Netterweise fand Paul einen Weg, mir die Rute aus einem EU-Inland zukommen zu lassen. Zusammen mit einer witzigen Geste (wird nicht verraten) kam die Rute sehr gut verpackt bei mir an.

Mein Eindruck

Kommen wir zum eigentlich interessanten Punkt. Wie gut ist denn nun die Rute? Hier gibt es für mich eindeutig Pro- und Kontrapunkte. Zunächst mal die positiven Eindrücke. Die Rute wirkt zunächst mal etwas schwerer als andere Ruten der Klasse #6, das liegt vor allem daran, daß sie kopflastiger ist. Der Grund dürfte im Aufbau begründet sein, so hat die Rute zwar eine feine Spitze, wird nach unten hin aber schnell sehr kräftig. Werferisch hat das tatsächlich einige Vorzüge, so lassen sich dank der feinen Spitze Schnüre schon bei wenig Länge außerhalb des Spitzenrings sehr gut beschleunigen. Bei größeren Schnurlängen hat die Rute dennoch Reserven, die man eher bei einer #7 oder sogar #8 erwarten würde. Ich nutze die Rute mit der Guideline Experience #5 und mit der Scientific Anglers Mastery Competition Distance #6. Beide Schnüre passen hervorragend zur Rute und lassen sich auf allen Distanzen sehr gut werfen (wobei das natürlich Geschmacksache ist). Ich bin kein Korkexperte aber der Griff wirkt durchaus wertig, vergleichbar mit anderen Premiumruten. Aufgrund der Kopflastigkeit tendiere ich dazu eine schwerere Rolle zu verwenden, bei mir stellte sich bei etwa 190g Rollengewicht ein gutes Balancegefühl ein.
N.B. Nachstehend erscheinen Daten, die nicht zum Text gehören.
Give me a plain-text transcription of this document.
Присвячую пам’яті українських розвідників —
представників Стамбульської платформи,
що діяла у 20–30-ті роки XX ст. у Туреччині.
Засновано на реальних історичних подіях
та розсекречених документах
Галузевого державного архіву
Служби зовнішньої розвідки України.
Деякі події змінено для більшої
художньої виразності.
Was mir an der Rute nicht so gut gefällt sind allerdings die Lackierung und die Schnittkannten der einzelnen Segmente. Vielleicht ist das Jammern auf hohem Niveau aber andere Hersteller bekommen das einfach besser hin. Hierzu zeige ich am Besten einfach mal ein paar Bilder.

Nachtrag (Aug. 2022): Die Lackierung hat sich mittlerweile als ziemlicher Mist erwiesen. Die Lackoberfläche ist derart weich, daß die Fliegenschnur ziemlich schnell tiefe Riefen in den Lack geschnitten hat. Das passiert zwar auch bei anderen Rutenherstellern aber bei Weitem nicht in dieser Geschwindigkeit. Hier sind mir die Riefen bereits nach etwa 20 Stunden Nutzung aufgefallen. Seitdem bin ich ehrlich gesagt nur noch genervt und nutze die Rute nicht mehr so oft.
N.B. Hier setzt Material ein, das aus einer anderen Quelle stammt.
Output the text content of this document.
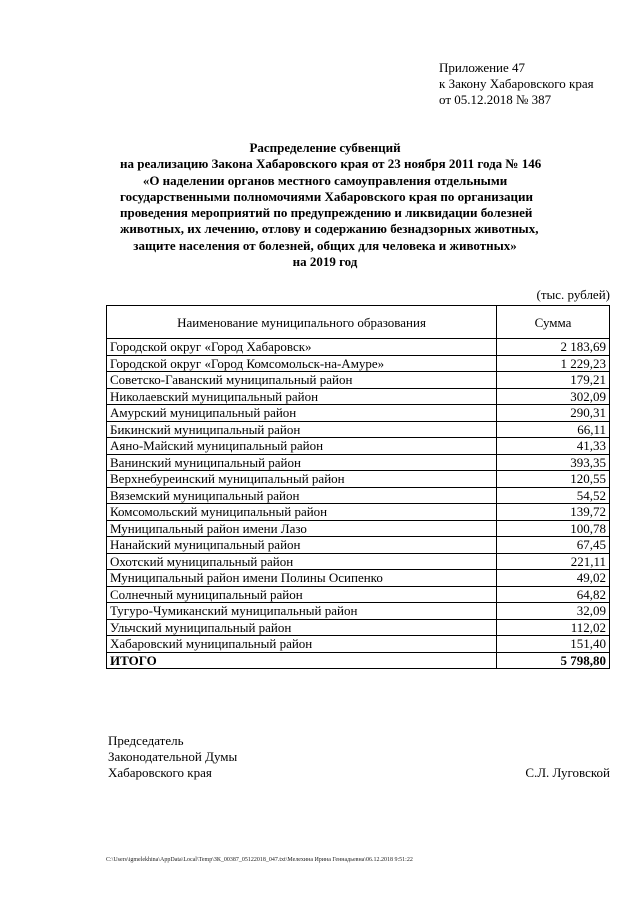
Приложение 47
к Закону Хабаровского края
от 05.12.2018 № 387
Распределение субвенций
на реализацию Закона Хабаровского края от 23 ноября 2011 года № 146
«О наделении органов местного самоуправления отдельными
государственными полномочиями Хабаровского края по организации
проведения мероприятий по предупреждению и ликвидации болезней
животных, их лечению, отлову и содержанию безнадзорных животных,
защите населения от болезней, общих для человека и животных»
на 2019 год
(тыс. рублей)
Наименование муниципального образования	Сумма
Городской округ «Город Хабаровск»	2 183,69
Городской округ «Город Комсомольск-на-Амуре»	1 229,23
Советско-Гаванский муниципальный район	179,21
Николаевский муниципальный район	302,09
Амурский муниципальный район	290,31
Бикинский муниципальный район	66,11
Аяно-Майский муниципальный район	41,33
Ванинский муниципальный район	393,35
Верхнебуреинский муниципальный район	120,55
Вяземский муниципальный район	54,52
Комсомольский муниципальный район	139,72
Муниципальный район имени Лазо	100,78
Нанайский муниципальный район	67,45
Охотский муниципальный район	221,11
Муниципальный район имени Полины Осипенко	49,02
Солнечный муниципальный район	64,82
Тугуро-Чумиканский муниципальный район	32,09
Ульчский муниципальный район	112,02
Хабаровский муниципальный район	151,40
ИТОГО	5 798,80
Председатель
Законодательной Думы
Хабаровского края	С.Л. Луговской
C:\Users\igmelekhina\AppData\Local\Temp\ЗК_00387_05122018_047.txt\Мелехина Ирина Геннадьевна\06.12.2018 9:51:22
Fazit: Note (Performance 1 / Verarbeitung 4-)

Alles in allem scheint mir der Fokus auf Performance gelegt zu sein, diese ist auch über jeden Zweifel erhaben, das Teil macht wirklich Spaß. Auch die vorhergehende Beratung durch Paul war zum einen sehr lehrreich und war alles in allem als durchweg sehr gut zu beurteilen. Lediglich bei der Verarbeitung hätte man sich mehr Mühe geben müssen.